The Seafood Interview supported by BIM - O'Grady's on the Pier
Nothing commends a seafood restaurant more than the sight of the proprietor carrying crates of dripping fresh fish from the harbour to his kitchen door. It's a regular occurrence for the sun-seeking crowds thronging the Barna seafront this summer, and restaurateurs don't get more hands-on than Michael O'Grady at the aptly named O'Grady's on the Pier.
Michael can be a difficult man to track down as he's likely to be on a boat scouting the shoals of mackerel that have the happy fate of ending up on diners' plates within hours of being landed. Galway Bay and the Connemara Coast are Michael's natural habitat and there's not much he doesn't know about the spanking fresh seafood that O'Grady's is famed for.
Although the Barna restaurant was established in the old harbourside pub 13 years ago, Michael grew up in the O'Grady family restaurant in Clifden where he was involved in the business “from the time I was in short pants. Our place was one of the first in the west to specialise in seafood and I grew up knowing nothing else."
Galway Catering College and hotel management were to follow, but Michael claims his real training was in the home business. After travelling a bit, he returned and ran the Clifden restaurant for a few years before establishing O'Grady's on the Pier in 2000. Ideally situated on the harbour, there are stunning views of the beach and mountains beyond and summer diners at outdoor tables can hear the lapping of waves around the boats that have landed much of the day’s menu.
Unusually - especially for a seafood restaurant - O'Grady's is open for lunch and dinner seven days a week, closing only for five days over Christmas. Although there are meat and vegetarian options, the eight to ten different fish that appear on the daily menu are the draw that attracts visitors and locals alike. In addition to health and fitness trends, people are just more aware of seafood now," Michael observes. "Fish is more available generally and you see more fish shops and good fish counters.”

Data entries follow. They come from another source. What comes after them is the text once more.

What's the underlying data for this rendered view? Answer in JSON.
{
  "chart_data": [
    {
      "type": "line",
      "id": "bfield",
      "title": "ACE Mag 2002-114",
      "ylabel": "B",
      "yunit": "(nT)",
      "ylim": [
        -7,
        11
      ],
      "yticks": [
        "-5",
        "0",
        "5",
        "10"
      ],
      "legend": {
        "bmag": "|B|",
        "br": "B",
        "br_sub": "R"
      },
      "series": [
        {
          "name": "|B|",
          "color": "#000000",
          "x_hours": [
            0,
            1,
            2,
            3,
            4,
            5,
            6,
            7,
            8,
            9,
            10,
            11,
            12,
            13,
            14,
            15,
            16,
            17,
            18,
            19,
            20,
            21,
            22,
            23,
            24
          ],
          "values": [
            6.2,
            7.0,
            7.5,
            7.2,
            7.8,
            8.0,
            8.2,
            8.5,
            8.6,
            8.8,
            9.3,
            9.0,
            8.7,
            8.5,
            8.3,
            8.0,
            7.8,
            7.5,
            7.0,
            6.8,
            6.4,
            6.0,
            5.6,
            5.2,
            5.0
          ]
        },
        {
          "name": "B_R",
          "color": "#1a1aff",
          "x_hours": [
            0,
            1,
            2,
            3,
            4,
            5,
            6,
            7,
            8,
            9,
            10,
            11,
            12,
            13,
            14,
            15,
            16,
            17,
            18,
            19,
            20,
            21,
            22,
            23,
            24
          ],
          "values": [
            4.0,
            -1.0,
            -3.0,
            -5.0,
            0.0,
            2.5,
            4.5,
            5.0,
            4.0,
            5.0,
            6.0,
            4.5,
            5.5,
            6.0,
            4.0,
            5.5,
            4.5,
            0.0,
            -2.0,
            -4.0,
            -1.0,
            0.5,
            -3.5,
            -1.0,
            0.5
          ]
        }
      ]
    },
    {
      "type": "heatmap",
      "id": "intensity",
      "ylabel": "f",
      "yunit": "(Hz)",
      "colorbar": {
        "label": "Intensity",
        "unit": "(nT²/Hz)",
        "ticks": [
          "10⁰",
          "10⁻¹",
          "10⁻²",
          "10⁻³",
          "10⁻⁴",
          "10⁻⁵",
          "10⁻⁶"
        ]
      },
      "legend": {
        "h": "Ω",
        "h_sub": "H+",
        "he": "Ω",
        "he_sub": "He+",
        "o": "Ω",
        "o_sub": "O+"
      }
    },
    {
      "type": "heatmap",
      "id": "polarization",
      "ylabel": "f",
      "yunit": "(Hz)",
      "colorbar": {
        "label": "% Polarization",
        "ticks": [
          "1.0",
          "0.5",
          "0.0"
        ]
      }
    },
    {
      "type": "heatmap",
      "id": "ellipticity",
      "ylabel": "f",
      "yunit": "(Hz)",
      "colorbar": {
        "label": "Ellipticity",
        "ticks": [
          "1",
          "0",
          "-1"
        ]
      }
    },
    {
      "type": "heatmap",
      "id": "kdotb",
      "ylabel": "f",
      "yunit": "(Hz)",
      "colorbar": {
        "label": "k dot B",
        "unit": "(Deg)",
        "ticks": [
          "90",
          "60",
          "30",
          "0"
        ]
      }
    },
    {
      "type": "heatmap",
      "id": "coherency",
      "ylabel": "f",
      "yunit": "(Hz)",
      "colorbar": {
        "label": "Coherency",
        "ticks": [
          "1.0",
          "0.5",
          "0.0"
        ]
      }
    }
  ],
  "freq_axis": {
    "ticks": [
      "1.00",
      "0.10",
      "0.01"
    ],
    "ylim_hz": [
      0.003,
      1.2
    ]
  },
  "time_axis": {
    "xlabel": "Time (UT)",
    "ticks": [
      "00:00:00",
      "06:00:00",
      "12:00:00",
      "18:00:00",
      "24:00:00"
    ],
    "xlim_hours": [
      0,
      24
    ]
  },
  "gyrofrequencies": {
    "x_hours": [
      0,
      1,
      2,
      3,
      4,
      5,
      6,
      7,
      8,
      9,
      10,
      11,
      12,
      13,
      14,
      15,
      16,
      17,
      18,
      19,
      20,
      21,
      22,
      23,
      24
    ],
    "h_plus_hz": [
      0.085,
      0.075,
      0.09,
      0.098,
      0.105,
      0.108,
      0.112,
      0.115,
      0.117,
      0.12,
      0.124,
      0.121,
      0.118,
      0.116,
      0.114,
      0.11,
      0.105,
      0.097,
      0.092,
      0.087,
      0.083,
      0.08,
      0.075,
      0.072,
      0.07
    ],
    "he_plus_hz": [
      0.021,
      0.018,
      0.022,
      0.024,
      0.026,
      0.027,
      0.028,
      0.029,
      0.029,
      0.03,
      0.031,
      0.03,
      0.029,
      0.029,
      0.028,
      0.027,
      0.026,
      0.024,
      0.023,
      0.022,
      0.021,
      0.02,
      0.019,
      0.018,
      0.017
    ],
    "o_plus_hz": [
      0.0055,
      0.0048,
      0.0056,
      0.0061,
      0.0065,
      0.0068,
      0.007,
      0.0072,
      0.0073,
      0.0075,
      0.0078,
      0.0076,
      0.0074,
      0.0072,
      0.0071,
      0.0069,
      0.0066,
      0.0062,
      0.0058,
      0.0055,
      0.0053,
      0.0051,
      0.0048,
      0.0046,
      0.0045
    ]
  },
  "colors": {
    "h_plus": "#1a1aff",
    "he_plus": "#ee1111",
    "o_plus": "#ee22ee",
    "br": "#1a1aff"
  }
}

He is also pleased that there is good uptake on the more unusual, like the razor clams that appear occasionally, steamed open with shallots and a splash of wine and served with a garlic and lemon butter. Gurnard is one of the best," Michael says, but warns that it must be pin-boned.
There is fresh squid linguini with samphire in garlic and oyster cream and a bolognese made with squid instead of meat and served with fennel.
Megrim appear on the menu and, as they're difficult fish to fillet, most are sold on the bone, as are the lemon sole. "Many of our customers order their fish cooked on the bone, which is fine because we get in about 80 per cent of our fish on the bone to fillet and portion in-house. "We use the bones and trimmings for the tremendous amount of stock we get through every day.”
Much of that stock is required for the top-selling creamy seafood chowder still made to the O'Grady senior's original recipe. Stock also goes into elegant shellfish bisque either served up on its own or as an element of dishes like the ravioli of Dublin Bay prawns served with smoky bacon mousse, roast red pepper and wilted spinach napped with prawn bisque.
Michael has seen customers' tastes change from old restaurant standbys like turbot, brill and black sole, all seen much less these days. Cost, of course is an important element and he quotes recent prices like €25 per kg for John Dory and €31 per kg for wild salmon, of which there is very little these days. O'Grady's use the Clare Island organic farmed salmon which they find to be of excellent quality,
"We have superb shellfish practically on our doorstep,” Michael points out. "Lobsters come from about 100 yards away, prawns are from Rossaveal and we've been getting scallops from Carna - from the same supplier for 30 years. Killary mussels are popular, steamed with Guinness cream and a hint of garlic or served up escargot style with garlic butter.”
Plaice is “huge" now with customers Michael says, along with popular choices of fresh mackerel, hake, ray and pollock. “We get in black pollock and sand pollock, but I think the sand pollock is preferable. Spanking fresh, it's the best for great fish and chips. With all that indigenous fish available, I can't understand the current popularity of sea bass, which is nearly all farmed abroad and imported."
Galway Bay may be famed for the native oysters, but these are scarce now, and expensive. Pacific, or gigas oysters are the order of the day at O'Grady's, as with most other places. Michael notes that while oysters are generally thought of as autumn-winter eating, seasonal demand from their customers kicks off in March and continues through the summer, with most people preferring them “au naturel” with a bit of red wine vinegar and shallot.
There are round clams too, and winkles found in abundance all around Galway Bay. Tuna is an occasional summer visitor to the west coast and Michael has found this appeals mostly to foreign visitors. When it comes to Irish tastes it’s hard to beat the perennial appeal of a fat, juicy Dublin Bay prawn cocktail with lashings of O'Grady's brandy scented Marie Rose sauce.